Taxpayer groups are equally opposed to 1A because it extends taxes.
Non-profit, non-partisan organization CitizenVoice.org is putting mini-debates on the web to educate voters about the special election.
"Most people know very well there is a dearth of objective credible honest non-partisan information out there," founder Gary Dietrich said.
Dietrich runs Citizen Voice and is also a political analyst for KGO radio. He admits getting people up for the special election carries with it some frustrations.
"Well, you know what, a lot of people don't understand why we're even voting now," Dietrich said.
Dietrich figures maybe 15 to 20 percent of eligible voters will actually vote on May 19.

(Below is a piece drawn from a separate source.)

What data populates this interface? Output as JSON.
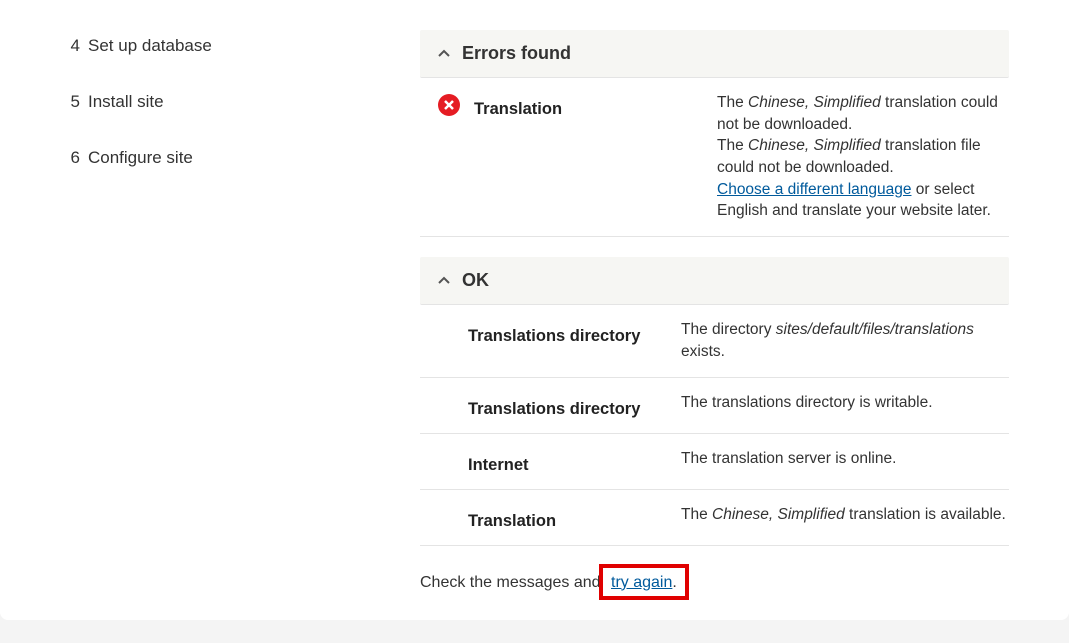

Proponents of the propositions have the governor and his bully pulpit on their side and the "Yes on 1A" campaign has outspent the "no" forces many times over.
But ABC7 political analyst Bruce Cain says this time, big money will not mean as much.

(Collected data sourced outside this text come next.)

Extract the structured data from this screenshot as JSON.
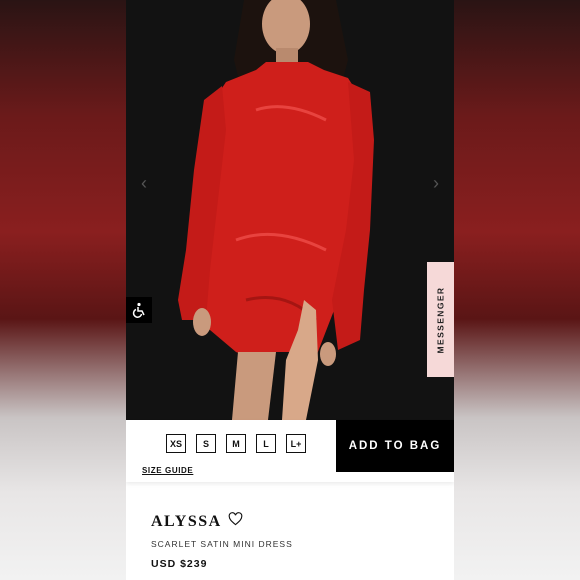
{
  "carousel": {
    "prev_icon": "chevron-left-icon",
    "next_icon": "chevron-right-icon"
  },
  "accessibility": {
    "icon": "wheelchair-icon"
  },
  "messenger": {
    "label": "MESSENGER"
  },
  "sizes": {
    "options": [
      "XS",
      "S",
      "M",
      "L",
      "L+"
    ],
    "guide_label": "SIZE GUIDE"
  },
  "cart": {
    "add_label": "ADD TO BAG"
  },
  "product": {
    "name": "ALYSSA",
    "wishlist_icon": "heart-icon",
    "subtitle": "SCARLET SATIN MINI DRESS",
    "price": "USD $239"
  },
  "colors": {
    "dress": "#d11f1c",
    "background": "#111111",
    "accent": "#000000",
    "messenger_tab": "#f6d9d8"
  }
}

"Because you know that this is going to be a very small fraction of the California electorate that shows up for a special election,' Cain said.
Cain says Prop 1A is the result of a compromise hammered out by state legislators; neither side is happy or getting what they wanted.
"And what made sense in terms of legislative compromise after everybody in the legislature was very tired and finally had to come to some sort of agreement just isn't selling when it gets out to the voters," Cain said.
The latest polls show, little more than two weeks out from the election, Prop 1A is trailing in the votes it needs to pass.